Pour des raisons de sécurité, cette végétation ne doit pas dépasser 10 centimètres de haut : il ne faut pas qu’on puisse se prendre les pieds dedans et on doit pouvoir voir les potentiels défauts de voie. Ces plantes, cette fois choisies par nous, doivent aussi pouvoir survivre sans être arrosées et en étant régulièrement piétinées. Et pour finir, elles doivent résister au froid, au vent et aux conditions climatiques extrêmes. Voilà les principales contraintes à prendre en compte avant de les choisir.

  • 500

    espèces végétales étudiées

  • 14

    espèces finalement sélectionnées

  • 4

    mélanges de plantes différents testés

Comment les sème-t-on les plantes sélectionnées ?
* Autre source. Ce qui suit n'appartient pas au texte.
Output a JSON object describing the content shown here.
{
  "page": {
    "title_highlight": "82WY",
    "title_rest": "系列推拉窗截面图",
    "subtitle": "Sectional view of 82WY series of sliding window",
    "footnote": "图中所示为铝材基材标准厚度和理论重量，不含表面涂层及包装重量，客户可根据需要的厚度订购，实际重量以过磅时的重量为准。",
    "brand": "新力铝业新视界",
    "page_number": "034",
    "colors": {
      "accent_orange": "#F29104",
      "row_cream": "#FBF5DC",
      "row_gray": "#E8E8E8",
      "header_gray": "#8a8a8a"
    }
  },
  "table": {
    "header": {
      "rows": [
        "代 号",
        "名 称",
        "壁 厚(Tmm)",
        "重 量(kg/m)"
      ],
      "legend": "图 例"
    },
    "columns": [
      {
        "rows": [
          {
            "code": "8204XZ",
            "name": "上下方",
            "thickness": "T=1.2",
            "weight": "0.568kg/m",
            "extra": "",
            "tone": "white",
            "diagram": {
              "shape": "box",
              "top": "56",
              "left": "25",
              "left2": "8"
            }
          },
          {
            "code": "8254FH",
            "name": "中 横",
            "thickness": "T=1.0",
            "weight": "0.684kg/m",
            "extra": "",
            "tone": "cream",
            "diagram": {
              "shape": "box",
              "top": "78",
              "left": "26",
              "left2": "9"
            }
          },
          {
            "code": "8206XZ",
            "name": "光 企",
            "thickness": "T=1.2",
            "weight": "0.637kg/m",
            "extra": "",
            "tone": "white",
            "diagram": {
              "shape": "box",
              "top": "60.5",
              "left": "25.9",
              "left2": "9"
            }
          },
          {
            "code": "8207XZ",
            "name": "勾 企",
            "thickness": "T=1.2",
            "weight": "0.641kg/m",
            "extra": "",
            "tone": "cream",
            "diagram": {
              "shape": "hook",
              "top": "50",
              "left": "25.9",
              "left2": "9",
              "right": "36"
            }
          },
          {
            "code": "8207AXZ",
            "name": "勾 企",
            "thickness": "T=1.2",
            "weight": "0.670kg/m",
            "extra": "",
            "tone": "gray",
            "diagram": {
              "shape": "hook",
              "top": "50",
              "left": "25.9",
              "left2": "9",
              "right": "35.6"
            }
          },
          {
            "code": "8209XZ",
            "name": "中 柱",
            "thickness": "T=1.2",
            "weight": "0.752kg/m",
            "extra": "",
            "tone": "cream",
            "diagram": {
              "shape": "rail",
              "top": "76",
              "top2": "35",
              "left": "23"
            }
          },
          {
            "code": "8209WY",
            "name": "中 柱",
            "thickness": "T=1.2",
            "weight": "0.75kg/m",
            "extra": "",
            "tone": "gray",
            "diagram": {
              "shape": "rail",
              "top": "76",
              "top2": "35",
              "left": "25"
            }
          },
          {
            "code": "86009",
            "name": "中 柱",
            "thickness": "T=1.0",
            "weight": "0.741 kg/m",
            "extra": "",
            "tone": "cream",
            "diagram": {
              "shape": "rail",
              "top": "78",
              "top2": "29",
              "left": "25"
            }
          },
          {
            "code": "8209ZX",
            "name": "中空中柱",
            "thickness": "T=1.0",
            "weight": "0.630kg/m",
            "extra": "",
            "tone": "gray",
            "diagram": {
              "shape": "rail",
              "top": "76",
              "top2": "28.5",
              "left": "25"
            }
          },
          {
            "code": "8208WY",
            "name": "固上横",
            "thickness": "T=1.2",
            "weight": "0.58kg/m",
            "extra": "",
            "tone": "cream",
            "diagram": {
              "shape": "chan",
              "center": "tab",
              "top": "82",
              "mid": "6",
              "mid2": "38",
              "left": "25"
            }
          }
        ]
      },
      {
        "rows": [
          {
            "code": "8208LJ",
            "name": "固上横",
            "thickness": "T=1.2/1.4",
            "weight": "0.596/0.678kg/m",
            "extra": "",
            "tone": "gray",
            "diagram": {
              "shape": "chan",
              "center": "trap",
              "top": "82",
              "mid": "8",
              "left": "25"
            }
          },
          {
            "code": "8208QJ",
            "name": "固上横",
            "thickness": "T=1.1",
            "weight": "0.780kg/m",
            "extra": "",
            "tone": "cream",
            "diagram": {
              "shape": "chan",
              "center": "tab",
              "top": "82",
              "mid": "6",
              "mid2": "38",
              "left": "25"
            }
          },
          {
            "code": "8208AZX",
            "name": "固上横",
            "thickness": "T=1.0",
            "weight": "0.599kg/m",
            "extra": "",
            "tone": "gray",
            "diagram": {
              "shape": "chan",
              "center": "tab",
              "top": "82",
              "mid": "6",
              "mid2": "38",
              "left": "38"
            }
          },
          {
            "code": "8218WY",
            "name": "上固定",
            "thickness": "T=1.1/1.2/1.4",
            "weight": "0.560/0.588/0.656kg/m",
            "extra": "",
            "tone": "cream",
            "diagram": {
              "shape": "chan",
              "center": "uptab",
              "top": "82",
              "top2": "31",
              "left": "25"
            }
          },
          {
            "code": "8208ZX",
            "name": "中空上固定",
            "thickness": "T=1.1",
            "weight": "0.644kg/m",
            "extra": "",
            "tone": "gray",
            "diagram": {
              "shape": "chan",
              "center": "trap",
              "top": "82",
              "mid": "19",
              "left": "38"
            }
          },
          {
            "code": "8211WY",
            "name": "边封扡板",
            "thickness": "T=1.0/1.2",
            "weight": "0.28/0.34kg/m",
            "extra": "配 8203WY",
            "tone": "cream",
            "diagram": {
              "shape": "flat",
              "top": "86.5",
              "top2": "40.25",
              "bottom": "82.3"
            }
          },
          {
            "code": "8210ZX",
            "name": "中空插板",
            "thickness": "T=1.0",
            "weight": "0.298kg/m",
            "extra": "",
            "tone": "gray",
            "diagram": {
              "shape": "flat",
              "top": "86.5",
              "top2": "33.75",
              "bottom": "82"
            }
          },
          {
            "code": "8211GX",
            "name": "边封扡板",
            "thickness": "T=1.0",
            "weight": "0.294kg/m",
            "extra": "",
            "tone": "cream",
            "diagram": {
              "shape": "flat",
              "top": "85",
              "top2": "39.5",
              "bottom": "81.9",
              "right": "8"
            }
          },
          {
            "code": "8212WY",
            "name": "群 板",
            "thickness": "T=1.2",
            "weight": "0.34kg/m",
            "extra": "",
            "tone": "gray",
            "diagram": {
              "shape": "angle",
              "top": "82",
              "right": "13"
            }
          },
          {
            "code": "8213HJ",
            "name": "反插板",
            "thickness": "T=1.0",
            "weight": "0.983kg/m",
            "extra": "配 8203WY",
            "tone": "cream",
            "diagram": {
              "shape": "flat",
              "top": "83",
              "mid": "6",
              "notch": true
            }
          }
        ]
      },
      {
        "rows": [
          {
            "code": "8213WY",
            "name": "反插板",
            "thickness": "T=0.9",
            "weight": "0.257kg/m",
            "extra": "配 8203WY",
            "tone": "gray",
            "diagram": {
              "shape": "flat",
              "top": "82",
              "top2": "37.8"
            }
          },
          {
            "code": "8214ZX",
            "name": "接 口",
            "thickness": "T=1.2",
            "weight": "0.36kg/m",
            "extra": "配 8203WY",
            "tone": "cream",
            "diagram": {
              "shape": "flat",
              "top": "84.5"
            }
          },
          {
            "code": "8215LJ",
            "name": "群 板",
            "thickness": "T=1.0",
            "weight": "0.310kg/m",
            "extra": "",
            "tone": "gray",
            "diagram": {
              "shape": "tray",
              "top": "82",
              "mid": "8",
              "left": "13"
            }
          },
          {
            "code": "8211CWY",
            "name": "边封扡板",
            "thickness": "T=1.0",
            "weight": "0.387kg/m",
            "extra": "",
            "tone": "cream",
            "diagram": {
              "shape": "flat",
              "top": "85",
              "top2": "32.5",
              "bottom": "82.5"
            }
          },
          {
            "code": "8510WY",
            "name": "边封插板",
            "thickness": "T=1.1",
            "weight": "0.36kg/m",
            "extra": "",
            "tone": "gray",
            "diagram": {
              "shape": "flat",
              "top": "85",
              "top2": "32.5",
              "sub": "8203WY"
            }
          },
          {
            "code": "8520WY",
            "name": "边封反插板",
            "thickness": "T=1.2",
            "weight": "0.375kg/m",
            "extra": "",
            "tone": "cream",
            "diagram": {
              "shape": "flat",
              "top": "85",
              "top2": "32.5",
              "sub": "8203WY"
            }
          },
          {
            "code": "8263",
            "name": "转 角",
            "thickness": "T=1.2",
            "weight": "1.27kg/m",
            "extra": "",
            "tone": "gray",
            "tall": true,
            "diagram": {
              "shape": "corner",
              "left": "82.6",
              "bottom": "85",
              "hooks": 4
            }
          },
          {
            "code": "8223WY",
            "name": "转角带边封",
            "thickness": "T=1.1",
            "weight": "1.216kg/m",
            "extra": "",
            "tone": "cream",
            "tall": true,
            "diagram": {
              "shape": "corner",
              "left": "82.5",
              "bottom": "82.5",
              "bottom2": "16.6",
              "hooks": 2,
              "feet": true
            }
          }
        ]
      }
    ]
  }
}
On ne peut pas procéder comme lorsqu’on plante du gazon. C’est plus compliqué. On a donc eu recours à l’« hydromulching », une méthode permettant de semer rapidement et avec peu de préparation de grandes surfaces. Le processus est le suivant : dans un camion, on mélange les graines avec de l’eau et du « mulch », mélange de cellulose, de fibre de bois et de matière organique. Puis cette composition est projetée. Grâce à cette technique, les plantes poussent mieux et prennent le dessus sur les indésirables, qu’elles vont petit à petit étouffer.

D’autres sites ferroviaires ont-ils été testés ?

Les premiers semis à Villeneuve-Saint-Georges ont eu lieu en avril 2019. Un second site, en Bourgogne, a été ensemencé ensuite. Nous avons envisagé de nouveaux sites : de l’ordre de 5 ou 6, dont un sur la LGV Atlantique.

À terme, l’objectif est un déploiement national ?

Oui, si les résultats sont concluants. Un tiers des voies de service sur le territoire pourrait bénéficier de cette expérimentation, la première du genre en Europe. Le fait d’avoir reçu le Trophée SNCF 20192 nous a rendus crédibles. Jusqu’à présent, on nous a souvent opposé que cette méthode n’était pas technique, pas assez sophistiquée, alors qu’elle l’est. Notre ambition est d’élaborer des mélanges de plantes éprouvés et efficaces afin que l’ensemencement devienne un outil d’entretien comme un autre. Pour reprendre la main sur nos territoires sans dépendre d’une molécule.